UK bank HSBC profit more than doubles as interest rates rise

Daily Insider News

Banking giant HSBC’s profits have more than doubled as it benefited from rising interest rates around the world.

The London-based lender posted pre-tax profit of $21.7bn (£16.9bn) for the first six months this year, compared to $9.2bn a year earlier.

That figure was also boosted by a $1.5bn provisional gain from its purchase of collapsed Silicon Valley Bank’s British business (SVB UK).

Central banks have increased interest rates as they try to curb price rises.

“There was good broad-based profit generation around the world, higher revenue in our global businesses driven by strong net interest income, and continued tight cost control,” said HSBC chief executive Noel Quinn.

Despite the surge in profit, the bank – which gets around two-thirds of its revenue from Asia – warned of the uncertain economic outlook.
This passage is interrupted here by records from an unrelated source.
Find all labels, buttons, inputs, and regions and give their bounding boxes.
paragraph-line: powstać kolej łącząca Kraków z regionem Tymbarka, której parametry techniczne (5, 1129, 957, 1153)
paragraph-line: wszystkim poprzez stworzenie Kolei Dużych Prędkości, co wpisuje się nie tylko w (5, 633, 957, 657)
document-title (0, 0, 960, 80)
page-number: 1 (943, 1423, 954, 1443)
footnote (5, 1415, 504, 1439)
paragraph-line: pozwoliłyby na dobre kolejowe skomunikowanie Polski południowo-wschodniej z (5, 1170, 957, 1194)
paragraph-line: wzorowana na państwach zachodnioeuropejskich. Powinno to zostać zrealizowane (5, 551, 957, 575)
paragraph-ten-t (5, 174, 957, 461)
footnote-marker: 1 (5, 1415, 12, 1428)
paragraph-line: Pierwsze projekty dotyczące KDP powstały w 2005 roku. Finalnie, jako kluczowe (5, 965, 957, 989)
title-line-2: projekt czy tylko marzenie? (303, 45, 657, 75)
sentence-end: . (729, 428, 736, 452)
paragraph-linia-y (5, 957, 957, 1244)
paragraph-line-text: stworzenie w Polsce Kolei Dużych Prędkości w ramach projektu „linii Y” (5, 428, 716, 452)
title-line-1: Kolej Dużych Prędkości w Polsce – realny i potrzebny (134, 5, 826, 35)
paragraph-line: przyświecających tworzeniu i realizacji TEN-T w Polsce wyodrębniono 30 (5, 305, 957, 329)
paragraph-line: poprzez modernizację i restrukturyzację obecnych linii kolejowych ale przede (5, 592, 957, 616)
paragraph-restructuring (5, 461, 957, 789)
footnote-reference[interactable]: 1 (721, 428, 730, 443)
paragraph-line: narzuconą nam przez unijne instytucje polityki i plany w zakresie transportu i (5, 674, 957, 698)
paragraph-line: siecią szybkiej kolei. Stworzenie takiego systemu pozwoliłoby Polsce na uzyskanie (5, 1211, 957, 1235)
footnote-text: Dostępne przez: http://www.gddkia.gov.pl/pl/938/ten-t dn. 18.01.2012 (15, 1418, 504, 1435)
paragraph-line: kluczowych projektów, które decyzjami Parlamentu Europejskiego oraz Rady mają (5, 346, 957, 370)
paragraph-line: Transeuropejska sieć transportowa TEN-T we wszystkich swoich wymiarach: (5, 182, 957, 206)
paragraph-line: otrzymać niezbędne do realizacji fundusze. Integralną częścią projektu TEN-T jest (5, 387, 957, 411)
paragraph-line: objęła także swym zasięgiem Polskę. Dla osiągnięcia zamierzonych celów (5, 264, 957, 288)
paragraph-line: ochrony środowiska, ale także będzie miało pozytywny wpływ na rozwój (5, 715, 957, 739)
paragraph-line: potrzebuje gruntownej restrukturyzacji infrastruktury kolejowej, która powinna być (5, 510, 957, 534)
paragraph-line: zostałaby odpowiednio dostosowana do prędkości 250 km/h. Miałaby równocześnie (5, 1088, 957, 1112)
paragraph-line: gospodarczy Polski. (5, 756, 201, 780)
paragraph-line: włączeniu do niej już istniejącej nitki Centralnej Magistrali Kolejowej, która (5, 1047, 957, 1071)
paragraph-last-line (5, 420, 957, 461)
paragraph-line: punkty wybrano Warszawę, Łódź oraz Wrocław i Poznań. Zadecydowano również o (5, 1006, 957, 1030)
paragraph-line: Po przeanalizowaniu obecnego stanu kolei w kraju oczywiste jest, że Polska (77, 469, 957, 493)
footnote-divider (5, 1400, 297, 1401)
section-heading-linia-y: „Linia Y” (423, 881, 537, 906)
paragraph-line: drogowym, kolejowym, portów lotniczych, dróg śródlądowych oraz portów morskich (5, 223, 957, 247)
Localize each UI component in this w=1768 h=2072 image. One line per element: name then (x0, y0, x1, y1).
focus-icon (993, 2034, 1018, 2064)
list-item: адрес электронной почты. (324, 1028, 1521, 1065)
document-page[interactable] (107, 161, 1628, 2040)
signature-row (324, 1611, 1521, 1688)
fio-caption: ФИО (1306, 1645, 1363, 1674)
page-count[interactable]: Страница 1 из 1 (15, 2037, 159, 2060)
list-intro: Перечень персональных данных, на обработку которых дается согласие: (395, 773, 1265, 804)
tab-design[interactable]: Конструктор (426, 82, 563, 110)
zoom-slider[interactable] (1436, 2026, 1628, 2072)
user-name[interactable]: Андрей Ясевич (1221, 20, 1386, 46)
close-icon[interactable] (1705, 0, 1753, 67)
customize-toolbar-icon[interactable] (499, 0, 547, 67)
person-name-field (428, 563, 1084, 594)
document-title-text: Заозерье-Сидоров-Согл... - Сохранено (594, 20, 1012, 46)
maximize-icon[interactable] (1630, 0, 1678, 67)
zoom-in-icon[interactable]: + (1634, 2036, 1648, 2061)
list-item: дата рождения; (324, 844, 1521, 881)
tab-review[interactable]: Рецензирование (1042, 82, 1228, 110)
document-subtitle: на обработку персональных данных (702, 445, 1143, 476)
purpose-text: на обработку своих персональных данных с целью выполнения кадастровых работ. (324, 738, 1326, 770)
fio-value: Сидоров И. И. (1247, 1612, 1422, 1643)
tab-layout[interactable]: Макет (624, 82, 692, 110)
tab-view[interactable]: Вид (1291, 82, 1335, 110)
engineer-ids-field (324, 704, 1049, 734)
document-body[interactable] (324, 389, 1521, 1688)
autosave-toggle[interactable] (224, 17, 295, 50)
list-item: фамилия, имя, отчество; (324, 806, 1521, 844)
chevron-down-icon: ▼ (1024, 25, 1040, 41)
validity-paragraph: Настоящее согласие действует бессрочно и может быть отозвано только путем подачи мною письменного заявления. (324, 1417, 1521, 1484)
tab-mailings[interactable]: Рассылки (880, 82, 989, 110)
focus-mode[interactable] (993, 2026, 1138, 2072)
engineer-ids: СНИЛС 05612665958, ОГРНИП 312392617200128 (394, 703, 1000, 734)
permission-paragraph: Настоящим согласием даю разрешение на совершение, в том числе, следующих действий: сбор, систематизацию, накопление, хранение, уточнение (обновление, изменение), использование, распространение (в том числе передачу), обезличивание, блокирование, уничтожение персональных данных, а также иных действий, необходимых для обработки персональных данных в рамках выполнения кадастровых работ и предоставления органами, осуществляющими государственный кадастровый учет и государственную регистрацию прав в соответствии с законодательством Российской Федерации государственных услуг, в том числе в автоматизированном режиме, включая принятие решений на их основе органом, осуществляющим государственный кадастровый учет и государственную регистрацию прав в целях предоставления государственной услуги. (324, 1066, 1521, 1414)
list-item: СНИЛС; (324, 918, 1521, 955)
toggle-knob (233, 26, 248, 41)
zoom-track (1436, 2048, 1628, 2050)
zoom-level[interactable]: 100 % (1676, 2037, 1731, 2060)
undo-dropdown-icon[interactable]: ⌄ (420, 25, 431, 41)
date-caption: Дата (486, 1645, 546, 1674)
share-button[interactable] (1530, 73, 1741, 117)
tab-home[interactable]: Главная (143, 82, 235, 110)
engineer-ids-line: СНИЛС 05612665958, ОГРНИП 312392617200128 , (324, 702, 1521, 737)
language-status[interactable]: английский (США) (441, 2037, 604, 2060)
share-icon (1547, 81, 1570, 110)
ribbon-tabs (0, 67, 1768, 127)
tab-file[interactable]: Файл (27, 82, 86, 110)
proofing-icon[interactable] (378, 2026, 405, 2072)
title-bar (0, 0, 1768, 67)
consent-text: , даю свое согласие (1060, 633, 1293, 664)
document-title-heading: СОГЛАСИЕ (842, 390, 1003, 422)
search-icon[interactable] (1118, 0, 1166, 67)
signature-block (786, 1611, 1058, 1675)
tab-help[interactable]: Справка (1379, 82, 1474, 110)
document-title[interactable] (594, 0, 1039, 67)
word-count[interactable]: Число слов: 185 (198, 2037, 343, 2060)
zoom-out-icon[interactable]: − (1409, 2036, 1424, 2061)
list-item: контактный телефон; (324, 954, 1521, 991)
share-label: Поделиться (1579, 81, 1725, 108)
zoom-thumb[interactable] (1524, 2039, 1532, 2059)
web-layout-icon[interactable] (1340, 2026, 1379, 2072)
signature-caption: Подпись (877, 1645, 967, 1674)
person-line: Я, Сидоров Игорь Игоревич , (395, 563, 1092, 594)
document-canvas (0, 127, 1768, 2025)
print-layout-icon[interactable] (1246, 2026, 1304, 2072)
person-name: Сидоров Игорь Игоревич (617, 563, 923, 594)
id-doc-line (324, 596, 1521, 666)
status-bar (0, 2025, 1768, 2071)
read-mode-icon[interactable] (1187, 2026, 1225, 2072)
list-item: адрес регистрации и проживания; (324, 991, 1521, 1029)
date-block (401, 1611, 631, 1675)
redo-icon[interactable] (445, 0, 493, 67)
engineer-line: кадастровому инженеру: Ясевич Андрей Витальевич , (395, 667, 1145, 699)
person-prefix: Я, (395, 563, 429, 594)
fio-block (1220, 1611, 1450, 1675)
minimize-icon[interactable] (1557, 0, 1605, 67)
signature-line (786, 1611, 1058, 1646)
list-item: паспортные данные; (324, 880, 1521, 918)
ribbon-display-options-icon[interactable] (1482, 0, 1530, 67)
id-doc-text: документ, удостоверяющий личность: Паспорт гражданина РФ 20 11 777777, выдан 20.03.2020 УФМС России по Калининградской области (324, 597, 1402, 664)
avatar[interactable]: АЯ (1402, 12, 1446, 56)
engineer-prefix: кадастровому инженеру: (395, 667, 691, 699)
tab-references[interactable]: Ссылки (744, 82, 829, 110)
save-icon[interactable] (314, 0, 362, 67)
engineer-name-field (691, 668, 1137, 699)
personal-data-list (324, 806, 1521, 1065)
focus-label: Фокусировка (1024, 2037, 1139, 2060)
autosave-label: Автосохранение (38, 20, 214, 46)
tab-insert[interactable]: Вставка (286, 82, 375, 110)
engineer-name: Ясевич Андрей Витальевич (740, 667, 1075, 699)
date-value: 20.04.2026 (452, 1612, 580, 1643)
It noted that UK customers may come under particular pressure as a combination of the high inflation and rising interest rates squeeze households.

“With more mortgage customers due to roll off fixed-term deals in the next six months, and further rate rises expected, tougher times are ahead,” Mr Quinn said.
Banks and building societies in the UK have come under pressure to pass on the interest rate rises to savers.

On Monday, banks offering unjustifiably low savings rates to their customers were told they will face “robust action”, the UK’s financial watchdog said.

The Financial Conduct Authority’s (FCA) warning came as part of a plan to ensure banks are passing on interest rate rises to savers.

The Bank of England has now raised its base rate 13 times in a row in an attempt to reduce inflation, and is expected to increase it again on Thursday.

However, while interest rates on mortgages have risen quickly, savings rates have not grown as fast, particularly for easy access accounts.

In May, HSBC said its profits would get a $1.5bn boost from the purchase earlier in the year of SVB UK for a nominal £1 ($1.25), in a deal led by the government and the Bank of England.